A PhD in economics has done little to help socialist Seattle City Councilmember Kshama Sawant understand her supposed subject of expertise. One example of Sawant’s ignorance came at a housing affordability committee hearing when the self-proclaimed socialist took on city consultant Kirk Kreagar on the best way to go about creating affordable housing options.
Sawant does not agree with providing tax rebates to private developers who build housing complexes affordable to lower-middle-class residents. Kreagar’s attempts to explain to Sawant how Seattle’s temporary property tax exemption to developers who keep the cost of a certain number of units low promotes affordable housing appeared to fall on deaf ears. Ignoring Kreager, Sawant proceeded to claim that the tax rebate program meant that “the working people are paying while the developers are getting a [giveaway].” How she arrived at that conclusion is anyone’s guess.
Sawant continued by asking, “Is it best practice in terms of making sure that people have affordable housing available to them? Everything I hear about the multifamily tax exemption program is that it’s not a good idea as far as ordinary people are concerned and that it’s a gift to developers.
Sawant, not one to give up the spotlight, cut-off Kreager’s attempt to inform her of the fact that much of Seattle’s affordable housing “wouldn’t get developed without the tax credit.” Rather she continued, “So you mean that private development would not happen without it. … We’re always being told that this is the framework, whatever the private developers are willing to develop, we have to put everything down in order to make that actually possible, and whether the outcome in the balance is beneficial to the thousands of households that need housing, that is not the value that is being used.”
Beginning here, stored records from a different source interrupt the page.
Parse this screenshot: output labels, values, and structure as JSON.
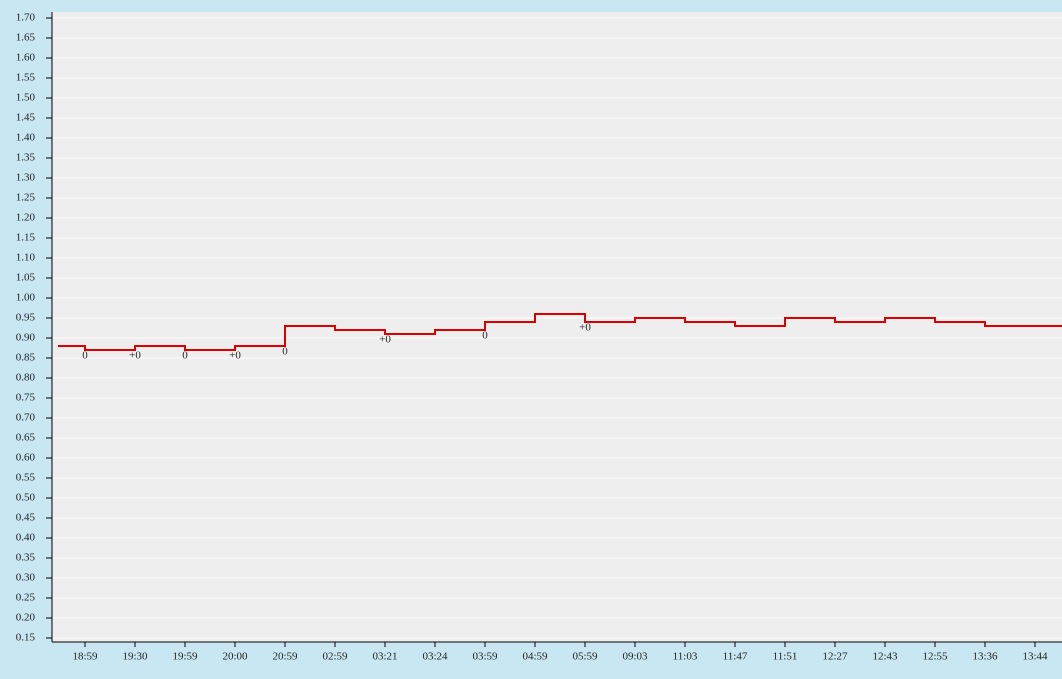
{
  "chart_data": {
    "type": "step-line",
    "categories": [
      "18:59",
      "19:30",
      "19:59",
      "20:00",
      "20:59",
      "02:59",
      "03:21",
      "03:24",
      "03:59",
      "04:59",
      "05:59",
      "09:03",
      "11:03",
      "11:47",
      "11:51",
      "12:27",
      "12:43",
      "12:55",
      "13:36",
      "13:44"
    ],
    "series": [
      {
        "color": "#dd0000",
        "values": [
          0.88,
          0.87,
          0.88,
          0.87,
          0.88,
          0.93,
          0.92,
          0.91,
          0.92,
          0.94,
          0.96,
          0.94,
          0.95,
          0.94,
          0.93,
          0.95,
          0.94,
          0.95,
          0.94,
          0.93
        ]
      }
    ],
    "annotations": [
      {
        "x": "18:59",
        "text": "0"
      },
      {
        "x": "19:30",
        "text": "+0"
      },
      {
        "x": "19:59",
        "text": "0"
      },
      {
        "x": "20:00",
        "text": "+0"
      },
      {
        "x": "20:59",
        "text": "0"
      },
      {
        "x": "03:21",
        "text": "+0"
      },
      {
        "x": "03:59",
        "text": "0"
      },
      {
        "x": "05:59",
        "text": "+0"
      }
    ],
    "ylim": [
      0.15,
      1.7
    ],
    "yticks": [
      {
        "value": 0.15,
        "label": "0.15"
      },
      {
        "value": 0.2,
        "label": "0.20"
      },
      {
        "value": 0.25,
        "label": "0.25"
      },
      {
        "value": 0.3,
        "label": "0.30"
      },
      {
        "value": 0.35,
        "label": "0.35"
      },
      {
        "value": 0.4,
        "label": "0.40"
      },
      {
        "value": 0.45,
        "label": "0.45"
      },
      {
        "value": 0.5,
        "label": "0.50"
      },
      {
        "value": 0.55,
        "label": "0.55"
      },
      {
        "value": 0.6,
        "label": "0.60"
      },
      {
        "value": 0.65,
        "label": "0.65"
      },
      {
        "value": 0.7,
        "label": "0.70"
      },
      {
        "value": 0.75,
        "label": "0.75"
      },
      {
        "value": 0.8,
        "label": "0.80"
      },
      {
        "value": 0.85,
        "label": "0.85"
      },
      {
        "value": 0.9,
        "label": "0.90"
      },
      {
        "value": 0.95,
        "label": "0.95"
      },
      {
        "value": 1.0,
        "label": "1.00"
      },
      {
        "value": 1.05,
        "label": "1.05"
      },
      {
        "value": 1.1,
        "label": "1.10"
      },
      {
        "value": 1.15,
        "label": "1.15"
      },
      {
        "value": 1.2,
        "label": "1.20"
      },
      {
        "value": 1.25,
        "label": "1.25"
      },
      {
        "value": 1.3,
        "label": "1.30"
      },
      {
        "value": 1.35,
        "label": "1.35"
      },
      {
        "value": 1.4,
        "label": "1.40"
      },
      {
        "value": 1.45,
        "label": "1.45"
      },
      {
        "value": 1.5,
        "label": "1.50"
      },
      {
        "value": 1.55,
        "label": "1.55"
      },
      {
        "value": 1.6,
        "label": "1.60"
      },
      {
        "value": 1.65,
        "label": "1.65"
      },
      {
        "value": 1.7,
        "label": "1.70"
      }
    ],
    "grid": true
  }
}
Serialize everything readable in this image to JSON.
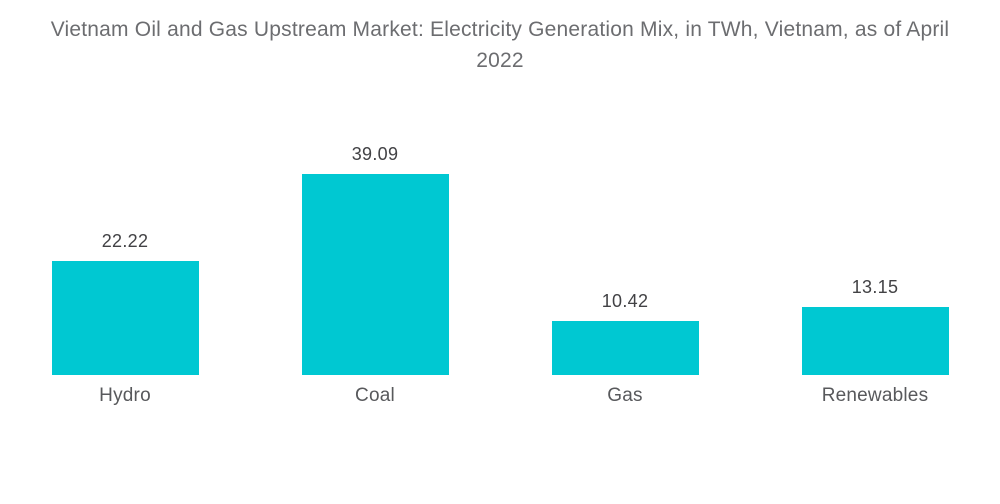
{
  "title": "Vietnam Oil and Gas Upstream Market: Electricity Generation Mix, in TWh, Vietnam, as of April 2022",
  "chart_data": {
    "type": "bar",
    "title": "Vietnam Oil and Gas Upstream Market: Electricity Generation Mix, in TWh, Vietnam, as of April 2022",
    "categories": [
      "Hydro",
      "Coal",
      "Gas",
      "Renewables"
    ],
    "values": [
      22.22,
      39.09,
      10.42,
      13.15
    ],
    "value_labels": [
      "22.22",
      "39.09",
      "10.42",
      "13.15"
    ],
    "unit": "TWh",
    "xlabel": "",
    "ylabel": "",
    "ylim": [
      0,
      40
    ],
    "grid": false,
    "axes_visible": false,
    "legend_position": "none",
    "bar_color": "#00C8D2"
  },
  "colors": {
    "background": "#FFFFFF",
    "bar": "#00C8D2",
    "title_text": "#6C6D70",
    "value_text": "#424245",
    "category_text": "#58595C"
  }
}
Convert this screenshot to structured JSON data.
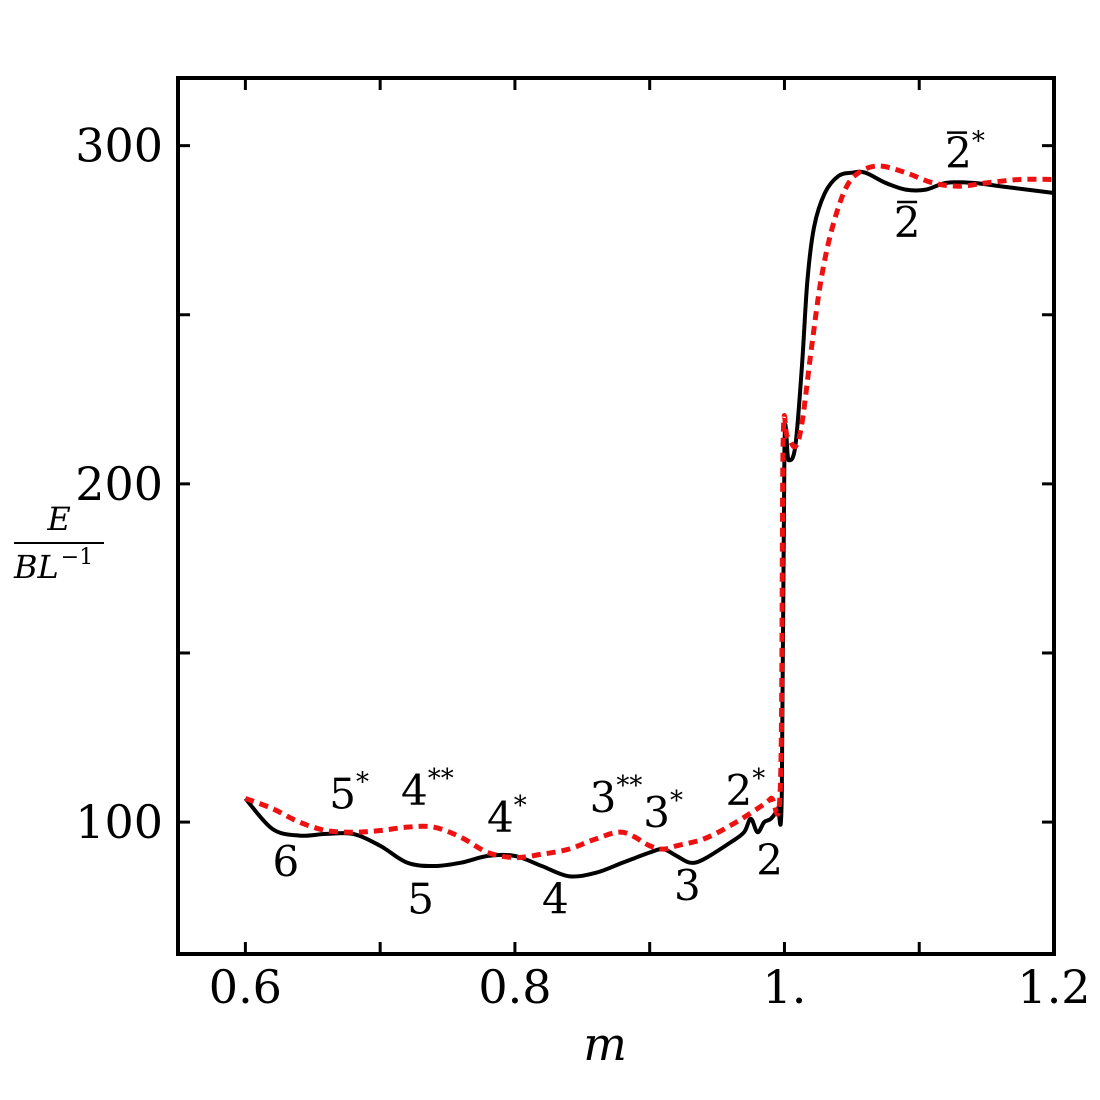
{
  "chart_data": {
    "type": "line",
    "xlabel": "m",
    "ylabel_numerator": "E",
    "ylabel_denominator": "BL",
    "ylabel_denominator_exp": "−1",
    "xlim": [
      0.55,
      1.2
    ],
    "ylim": [
      61,
      320
    ],
    "x_ticks": [
      0.6,
      0.7,
      0.8,
      0.9,
      1.0,
      1.1,
      1.2
    ],
    "x_tick_labels": [
      "0.6",
      "",
      "0.8",
      "",
      "1.",
      "",
      "1.2"
    ],
    "y_ticks": [
      100,
      150,
      200,
      250,
      300
    ],
    "y_tick_labels": [
      "100",
      "",
      "200",
      "",
      "300"
    ],
    "grid": false,
    "legend": "none",
    "series": [
      {
        "color": "#000000",
        "style": "solid",
        "points": [
          [
            0.6,
            107
          ],
          [
            0.62,
            98
          ],
          [
            0.64,
            96
          ],
          [
            0.66,
            96.5
          ],
          [
            0.68,
            96.5
          ],
          [
            0.7,
            93
          ],
          [
            0.72,
            88
          ],
          [
            0.74,
            87
          ],
          [
            0.76,
            88
          ],
          [
            0.78,
            90
          ],
          [
            0.8,
            90
          ],
          [
            0.82,
            87
          ],
          [
            0.84,
            84
          ],
          [
            0.86,
            85
          ],
          [
            0.88,
            88
          ],
          [
            0.9,
            91
          ],
          [
            0.91,
            92
          ],
          [
            0.92,
            90
          ],
          [
            0.93,
            88
          ],
          [
            0.94,
            89
          ],
          [
            0.96,
            94
          ],
          [
            0.97,
            97
          ],
          [
            0.975,
            101
          ],
          [
            0.98,
            97
          ],
          [
            0.985,
            100
          ],
          [
            0.99,
            101
          ],
          [
            0.995,
            104
          ],
          [
            0.998,
            108
          ],
          [
            1.0,
            211
          ],
          [
            1.003,
            207
          ],
          [
            1.008,
            211
          ],
          [
            1.013,
            235
          ],
          [
            1.017,
            260
          ],
          [
            1.022,
            276
          ],
          [
            1.03,
            286
          ],
          [
            1.04,
            291
          ],
          [
            1.05,
            292
          ],
          [
            1.06,
            292
          ],
          [
            1.075,
            289
          ],
          [
            1.09,
            287
          ],
          [
            1.105,
            287
          ],
          [
            1.12,
            289
          ],
          [
            1.14,
            289
          ],
          [
            1.16,
            288
          ],
          [
            1.18,
            287
          ],
          [
            1.2,
            286
          ]
        ]
      },
      {
        "color": "#ee1111",
        "style": "dotted",
        "points": [
          [
            0.6,
            107
          ],
          [
            0.62,
            104
          ],
          [
            0.64,
            100
          ],
          [
            0.66,
            97.5
          ],
          [
            0.68,
            97
          ],
          [
            0.7,
            97.5
          ],
          [
            0.72,
            98.5
          ],
          [
            0.74,
            98.5
          ],
          [
            0.76,
            95.5
          ],
          [
            0.78,
            91
          ],
          [
            0.8,
            89.5
          ],
          [
            0.82,
            90.5
          ],
          [
            0.84,
            92
          ],
          [
            0.86,
            95
          ],
          [
            0.88,
            97
          ],
          [
            0.9,
            93
          ],
          [
            0.91,
            92
          ],
          [
            0.92,
            93
          ],
          [
            0.94,
            95
          ],
          [
            0.96,
            99
          ],
          [
            0.98,
            104
          ],
          [
            0.99,
            107
          ],
          [
            0.997,
            111
          ],
          [
            0.999,
            212
          ],
          [
            1.002,
            214
          ],
          [
            1.008,
            211
          ],
          [
            1.013,
            218
          ],
          [
            1.02,
            240
          ],
          [
            1.027,
            260
          ],
          [
            1.035,
            275
          ],
          [
            1.045,
            287
          ],
          [
            1.055,
            292
          ],
          [
            1.07,
            294
          ],
          [
            1.09,
            292
          ],
          [
            1.11,
            289
          ],
          [
            1.13,
            288
          ],
          [
            1.15,
            289
          ],
          [
            1.175,
            290
          ],
          [
            1.2,
            290
          ]
        ]
      }
    ],
    "annotations": [
      {
        "text": "6",
        "x": 0.63,
        "y": 84,
        "bar": false,
        "sup": ""
      },
      {
        "text": "5",
        "x": 0.677,
        "y": 104,
        "bar": false,
        "sup": "*"
      },
      {
        "text": "4",
        "x": 0.735,
        "y": 105,
        "bar": false,
        "sup": "**"
      },
      {
        "text": "5",
        "x": 0.73,
        "y": 73,
        "bar": false,
        "sup": ""
      },
      {
        "text": "4",
        "x": 0.794,
        "y": 97,
        "bar": false,
        "sup": "*"
      },
      {
        "text": "4",
        "x": 0.83,
        "y": 73,
        "bar": false,
        "sup": ""
      },
      {
        "text": "3",
        "x": 0.875,
        "y": 103,
        "bar": false,
        "sup": "**"
      },
      {
        "text": "3",
        "x": 0.91,
        "y": 98.5,
        "bar": false,
        "sup": "*"
      },
      {
        "text": "3",
        "x": 0.928,
        "y": 77,
        "bar": false,
        "sup": ""
      },
      {
        "text": "2",
        "x": 0.971,
        "y": 105,
        "bar": false,
        "sup": "*"
      },
      {
        "text": "2",
        "x": 0.989,
        "y": 84.5,
        "bar": false,
        "sup": ""
      },
      {
        "text": "2",
        "x": 1.091,
        "y": 273,
        "bar": true,
        "sup": ""
      },
      {
        "text": "2",
        "x": 1.134,
        "y": 293.5,
        "bar": true,
        "sup": "*"
      }
    ]
  }
}
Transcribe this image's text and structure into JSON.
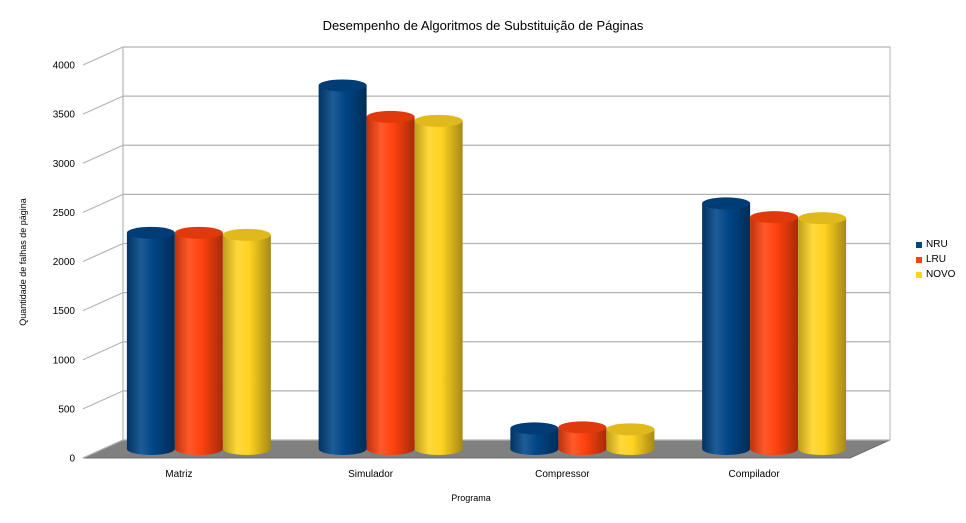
{
  "chart_data": {
    "type": "bar",
    "title": "Desempenho de Algoritmos de Substituição de Páginas",
    "xlabel": "Programa",
    "ylabel": "Quantidade de falhas de página",
    "categories": [
      "Matriz",
      "Simulador",
      "Compressor",
      "Compilador"
    ],
    "series": [
      {
        "name": "NRU",
        "values": [
          2200,
          3700,
          210,
          2500
        ],
        "color": "#004586"
      },
      {
        "name": "LRU",
        "values": [
          2200,
          3380,
          220,
          2360
        ],
        "color": "#ff420e"
      },
      {
        "name": "NOVO",
        "values": [
          2180,
          3340,
          200,
          2350
        ],
        "color": "#ffd320"
      }
    ],
    "ylim": [
      0,
      4000
    ],
    "yticks": [
      0,
      500,
      1000,
      1500,
      2000,
      2500,
      3000,
      3500,
      4000
    ],
    "grid": true,
    "legend_position": "right",
    "style": "3d-cylinder"
  }
}
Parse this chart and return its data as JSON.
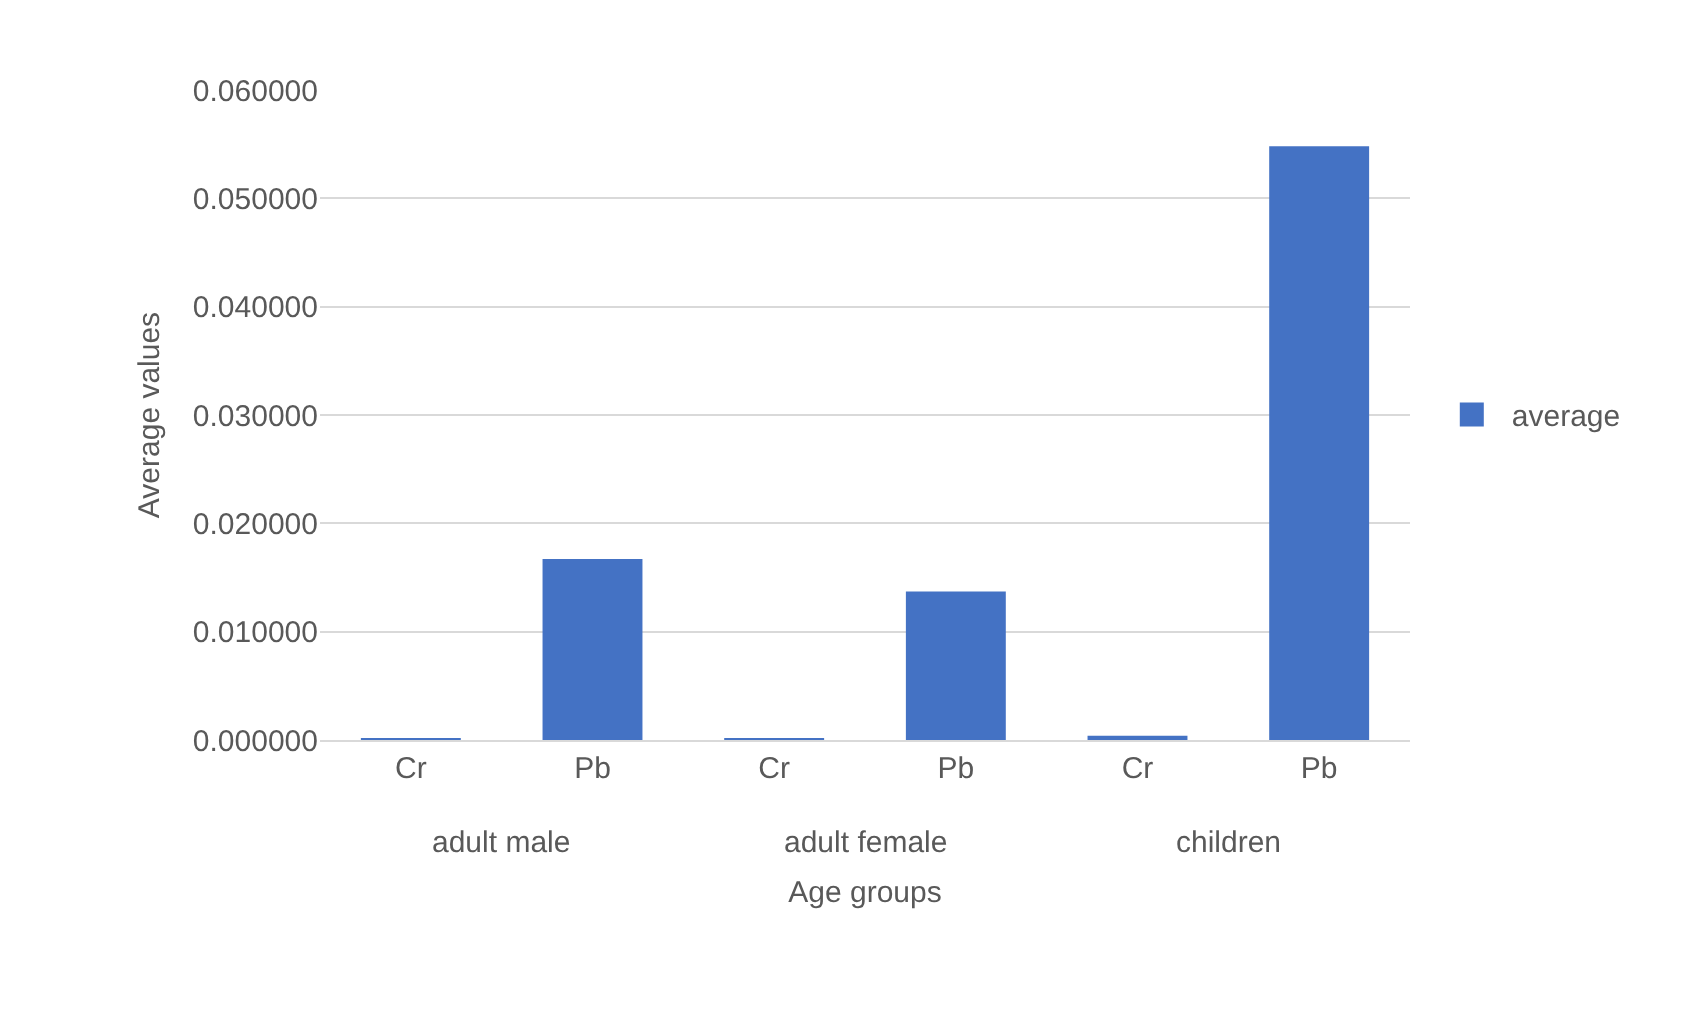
{
  "chart_data": {
    "type": "bar",
    "xlabel": "Age groups",
    "ylabel": "Average values",
    "categories": [
      "Cr",
      "Pb",
      "Cr",
      "Pb",
      "Cr",
      "Pb"
    ],
    "series": [
      {
        "name": "average",
        "color": "#4472c4",
        "values": [
          0.0001,
          0.0167,
          0.0001,
          0.0137,
          0.0004,
          0.0548
        ]
      }
    ],
    "annotations": [
      "adult male",
      "adult female",
      "children"
    ],
    "ylim": [
      0,
      0.06
    ],
    "yticks": [
      {
        "value": 0,
        "label": "0.000000"
      },
      {
        "value": 0.01,
        "label": "0.010000"
      },
      {
        "value": 0.02,
        "label": "0.020000"
      },
      {
        "value": 0.03,
        "label": "0.030000"
      },
      {
        "value": 0.04,
        "label": "0.040000"
      },
      {
        "value": 0.05,
        "label": "0.050000"
      },
      {
        "value": 0.06,
        "label": "0.060000"
      }
    ],
    "grid": "y",
    "legend": "right"
  }
}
If you’re confused, you aren’t alone. Rest assured this isn’t the first time (and it won’t be the last) Sawant has elicited that response. And, it all gets more confusing when you get all the facts. Publicola points out that, according to city data, the tax relief incentive that so horrifies Sawant “produced 2,563 affordable units over the last 12 years.” By contrast, the incentive zoning program Sawant prefers (a fee on developers for letting them build beyond zoning limits) has produced 616.